O centro da agenda política de Temer, para o primeiro semestre, é a aprovação da Reforma da Previdência, seguida da Trabalhista. A batalha estratégica do governo e do grande empresariado responde pelo nome de ajuste neoliberal, que atende à necessidade de impor um novo patamar de exploração da força de trabalho. A burguesia aposta suas fichas aí.
A Lava Jato, por seu turno, segue sendo funcional para o regime de dominação, ainda que venha a causar esse ou aquele estremecimento político indesejável ao governo. A emergência dessa operação institucional, baseada no Judiciário e na Polícia Federal, que aparece perante a população como a salvação dos males da corrupção, confere credibilidade ao Estado num momento de desprestígio do Executivo e do Legislativo.
Nesse contexto geral de ofensiva do capital, a classe trabalhadora, a juventude e as camadas populares inevitavelmente se verão impelidas a defenderem-se dos duríssimos ataques em curso. As lutas de resistência não se deterão e podem, em determinadas circunstâncias, se radicalizar.

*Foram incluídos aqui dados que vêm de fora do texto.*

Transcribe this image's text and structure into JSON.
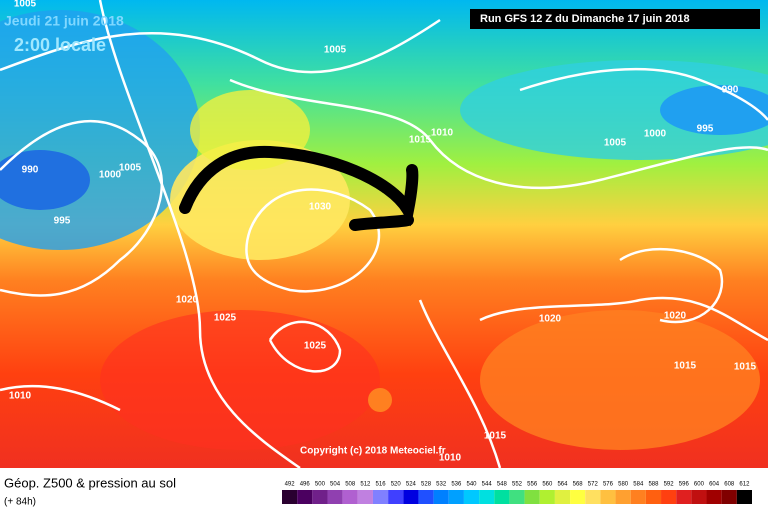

O desafio e a maior dificuldade, porém, é o de construir o processo de unificação, coesão e organização da resistência popular.
Nesse sentido, é necessário – e urgente – que o conjunto da esquerda, dos movimentos sociais e sindicais, a despeito de todas as diferenças políticas existentes, estabeleçam uma Frente Única para derrotar Temer e suas reformas neoliberais. Mais do que nunca, é hora de unidade para lutar. O primeiro passo é organizar a luta contra a Reforma da Previdência.
Por outro lado, o combate político e ideológico à extrema direita é indispensável. Com a crise econômica e a descrença na política tradicional, e também com a desmoralização do que era considerado o maior partido de esquerda do país, o PT, sem que uma nova nova alternativa de esquerda tenha ocupado o espaço em aberto; ideias e lideranças de extrema direita ganharam terreno fértil.
Por fim, e não menos importante, trata-se da tarefa de construir uma alternativa política ao PT. O programa de conciliação de classes para a gestão do capitalismo brasileiro, que resultou no Ajuste Fiscal e depois no Impeachment de Dilma, pretende voltar repaginado, via a proposta da Frente Ampla, com a possível candidatura Lula em 2018.
O PSOL, MTST, PCB, PSTU, sindicatos e movimentos sociais combativos, intelectuais marxistas etc., podem e devem juntar forças na construção de um Bloco da Esquerda Socialista que ofereça um programa de ação alternativo ao PT. O MAIS (Movimento por uma Alternativa Independente e Socialista) aposta nessa perspectiva e coloca suas modestas forças a serviço dessa tarefa.